USD/JPY fell from 114.04 to 113.44 on the  “just below”, not “far away” from neutral policy rate comment. A more data dependent Fed is likely to keep a lid on the widening on the JP/US spread. Much now will depend on the outcome of the Xi/Trump summit, but hard to say whether the dollar can catch too much of a bid on a negative outcome which could drive the yen much higher in a risk-off environment. At this juncture, with the US benchmarks stabilising, the yen is stalling vs the greenback in the 113.40s. As for the commodity complex, it was mostly higher on the prospect for a weaker dollar and that fed through to the Aussie. AUD/USD spiked to 0.7326 after a stable start to the day between 0.7220 and 0.7240. The AU-US yield spread tightened sharply and AUD/USD vaulted the 0.73 handle, crashing through the 10-DMA en-route to Nov’s peak up at 0.7337 leaving the technical picture leaning bullish as RSIs rise and the pair holds above 10 & 21-DMAs and daily cloud.

As for Gold, for December delivery, it rose $10.20, or by 0.8%, to settle at $1,223.60/oz after earlier tapping a low of $1,210.50. We now move to Gold for February delivery which has higher open-interest volume now, adding $9.90, or 0.8%, to close at $1,229.80/oz.
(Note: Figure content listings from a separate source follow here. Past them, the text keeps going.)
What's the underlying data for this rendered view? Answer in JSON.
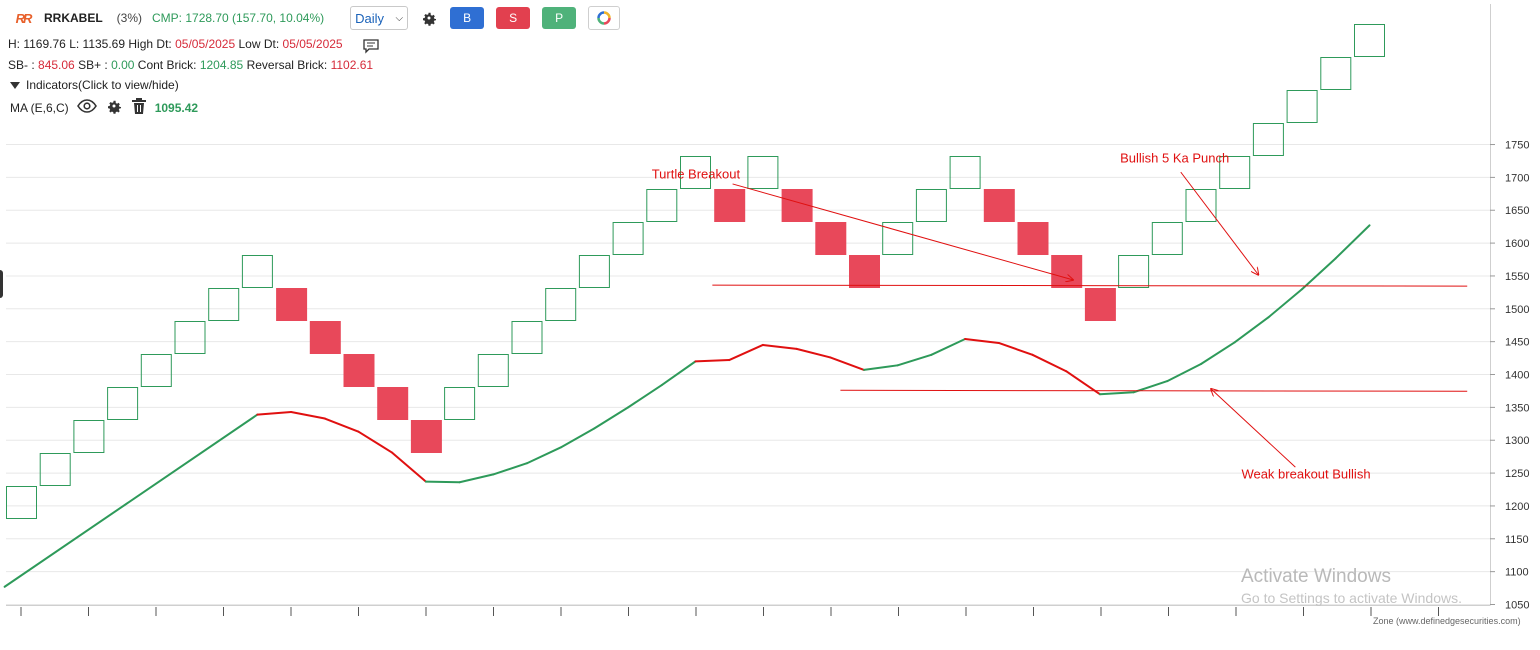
{
  "header": {
    "symbol": "RRKABEL",
    "change_pct": "(3%)",
    "cmp": "CMP: 1728.70 (157.70, 10.04%)",
    "timeframe": "Daily",
    "buttons": {
      "buy": "B",
      "sell": "S",
      "p": "P"
    }
  },
  "stats": {
    "h_label": "H:",
    "h_value": "1169.76",
    "l_label": "L:",
    "l_value": "1135.69",
    "high_dt_label": "High Dt:",
    "high_dt": "05/05/2025",
    "low_dt_label": "Low Dt:",
    "low_dt": "05/05/2025",
    "sb_minus_label": "SB- :",
    "sb_minus": "845.06",
    "sb_plus_label": "SB+ :",
    "sb_plus": "0.00",
    "cont_label": "Cont Brick:",
    "cont_brick": "1204.85",
    "rev_label": "Reversal Brick:",
    "reversal_brick": "1102.61"
  },
  "indicators": {
    "toggle_label": "Indicators(Click to view/hide)",
    "ma_label": "MA (E,6,C)",
    "ma_value": "1095.42"
  },
  "watermark": {
    "line1": "Activate Windows",
    "line2": "Go to Settings to activate Windows."
  },
  "credit": "Zone (www.definedgesecurities.com)",
  "colors": {
    "up": "#2e9a5a",
    "down": "#e8485a",
    "ma_up": "#2e9a5a",
    "ma_down": "#e01010",
    "annotation": "#e01010",
    "grid": "#e8e8e8"
  },
  "chart_data": {
    "type": "renko",
    "brick_size": 50,
    "ylim": [
      1050,
      1760
    ],
    "yticks": [
      1050,
      1100,
      1150,
      1200,
      1250,
      1300,
      1350,
      1400,
      1450,
      1500,
      1550,
      1600,
      1650,
      1700,
      1750
    ],
    "grid": true,
    "bricks": [
      {
        "dir": "up",
        "low": 1135,
        "high": 1185
      },
      {
        "dir": "up",
        "low": 1185,
        "high": 1235
      },
      {
        "dir": "up",
        "low": 1235,
        "high": 1285
      },
      {
        "dir": "up",
        "low": 1285,
        "high": 1335
      },
      {
        "dir": "up",
        "low": 1335,
        "high": 1385
      },
      {
        "dir": "up",
        "low": 1385,
        "high": 1435
      },
      {
        "dir": "up",
        "low": 1435,
        "high": 1485
      },
      {
        "dir": "up",
        "low": 1485,
        "high": 1535
      },
      {
        "dir": "down",
        "low": 1435,
        "high": 1485
      },
      {
        "dir": "down",
        "low": 1385,
        "high": 1435
      },
      {
        "dir": "down",
        "low": 1335,
        "high": 1385
      },
      {
        "dir": "down",
        "low": 1285,
        "high": 1335
      },
      {
        "dir": "down",
        "low": 1235,
        "high": 1285
      },
      {
        "dir": "up",
        "low": 1285,
        "high": 1335
      },
      {
        "dir": "up",
        "low": 1335,
        "high": 1385
      },
      {
        "dir": "up",
        "low": 1385,
        "high": 1435
      },
      {
        "dir": "up",
        "low": 1435,
        "high": 1485
      },
      {
        "dir": "up",
        "low": 1485,
        "high": 1535
      },
      {
        "dir": "up",
        "low": 1535,
        "high": 1585
      },
      {
        "dir": "up",
        "low": 1585,
        "high": 1635
      },
      {
        "dir": "up",
        "low": 1635,
        "high": 1685
      },
      {
        "dir": "down",
        "low": 1585,
        "high": 1635
      },
      {
        "dir": "up",
        "low": 1635,
        "high": 1685
      },
      {
        "dir": "down",
        "low": 1585,
        "high": 1635
      },
      {
        "dir": "down",
        "low": 1535,
        "high": 1585
      },
      {
        "dir": "down",
        "low": 1485,
        "high": 1535
      },
      {
        "dir": "up",
        "low": 1535,
        "high": 1585
      },
      {
        "dir": "up",
        "low": 1585,
        "high": 1635
      },
      {
        "dir": "up",
        "low": 1635,
        "high": 1685
      },
      {
        "dir": "down",
        "low": 1585,
        "high": 1635
      },
      {
        "dir": "down",
        "low": 1535,
        "high": 1585
      },
      {
        "dir": "down",
        "low": 1485,
        "high": 1535
      },
      {
        "dir": "down",
        "low": 1435,
        "high": 1485
      },
      {
        "dir": "up",
        "low": 1485,
        "high": 1535
      },
      {
        "dir": "up",
        "low": 1535,
        "high": 1585
      },
      {
        "dir": "up",
        "low": 1585,
        "high": 1635
      },
      {
        "dir": "up",
        "low": 1635,
        "high": 1685
      },
      {
        "dir": "up",
        "low": 1685,
        "high": 1735
      },
      {
        "dir": "up",
        "low": 1735,
        "high": 1785
      },
      {
        "dir": "up",
        "low": 1785,
        "high": 1835
      },
      {
        "dir": "up",
        "low": 1835,
        "high": 1885
      }
    ],
    "ma": {
      "name": "MA (E,6,C)",
      "points": [
        {
          "i": -0.5,
          "v": 1077
        },
        {
          "i": 7,
          "v": 1339
        },
        {
          "i": 8,
          "v": 1343
        },
        {
          "i": 9,
          "v": 1333
        },
        {
          "i": 10,
          "v": 1313
        },
        {
          "i": 11,
          "v": 1281
        },
        {
          "i": 12,
          "v": 1237
        },
        {
          "i": 13,
          "v": 1236
        },
        {
          "i": 14,
          "v": 1248
        },
        {
          "i": 15,
          "v": 1265
        },
        {
          "i": 16,
          "v": 1289
        },
        {
          "i": 17,
          "v": 1318
        },
        {
          "i": 18,
          "v": 1350
        },
        {
          "i": 19,
          "v": 1384
        },
        {
          "i": 20,
          "v": 1420
        },
        {
          "i": 21,
          "v": 1422
        },
        {
          "i": 22,
          "v": 1445
        },
        {
          "i": 23,
          "v": 1439
        },
        {
          "i": 24,
          "v": 1426
        },
        {
          "i": 25,
          "v": 1407
        },
        {
          "i": 26,
          "v": 1414
        },
        {
          "i": 27,
          "v": 1430
        },
        {
          "i": 28,
          "v": 1454
        },
        {
          "i": 29,
          "v": 1448
        },
        {
          "i": 30,
          "v": 1430
        },
        {
          "i": 31,
          "v": 1405
        },
        {
          "i": 32,
          "v": 1370
        },
        {
          "i": 33,
          "v": 1373
        },
        {
          "i": 34,
          "v": 1390
        },
        {
          "i": 35,
          "v": 1416
        },
        {
          "i": 36,
          "v": 1449
        },
        {
          "i": 37,
          "v": 1487
        },
        {
          "i": 38,
          "v": 1530
        },
        {
          "i": 39,
          "v": 1577
        },
        {
          "i": 40,
          "v": 1627
        }
      ],
      "down_segments": [
        [
          7,
          12
        ],
        [
          20,
          25
        ],
        [
          28,
          32
        ]
      ]
    },
    "annotations": [
      {
        "text": "Turtle Breakout",
        "label_at": [
          18.7,
          1698
        ],
        "from": [
          21.1,
          1690
        ],
        "to": [
          31.2,
          1544
        ]
      },
      {
        "text": "Bullish 5 Ka Punch",
        "label_at": [
          32.6,
          1723
        ],
        "from": [
          34.4,
          1708
        ],
        "to": [
          36.7,
          1552
        ]
      },
      {
        "text": "Weak breakout Bullish",
        "label_at": [
          36.2,
          1242
        ],
        "from": [
          37.8,
          1259
        ],
        "to": [
          35.3,
          1378
        ]
      }
    ],
    "hlines": [
      {
        "value": 1536,
        "from_i": 20.5,
        "to_i": 42.9
      },
      {
        "value": 1376,
        "from_i": 24.3,
        "to_i": 42.9
      }
    ]
  }
}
Spot gold rallied from $1,213 to a high of $1,224 on the  “just below”, not “far away” from neutral policy rate comment. Gold has more to go on a weaker dollar, especially if the sentiment is for a slower US economy and if the Fed’s campaign of rate hikes are ending considerably sooner.  The DJIA surged more than 600 points, as investors interpreted Federal Reserve Chairman Jerome Powell’s comments on interest rates as dovish, or ended higher by 2.5%, to settle at  25,366.43.

Key notes from US session:

  • Breaking News: USD falls sharply as Fed’s Powell says policy rate is ‘just below’ estimates of neutral
  • Wall Street records solid gains following Powell’s dovish shift
  • US dollar bulls pack their bags as bears take DXY down to test critical trend line support and 38.2% Fibo confluence

Key events ahead:

Analysts at Westpac note that Australia’s Q3 private capex is expected to rise 1.0% following Q2’s 2.5% decline:

“Westpac is forecasting a 0.4% increase with building and structures broadly flat while equipment spending lifts 0.8%, reversing a 0.9% fall in Q2. 2018/19 capex plans estimate 4 is anticipated to be 108.5bn AUD. The industry mix of capex plans is significant with the focus on whether the uptrend in non-mining business investment extends through 2018/19.”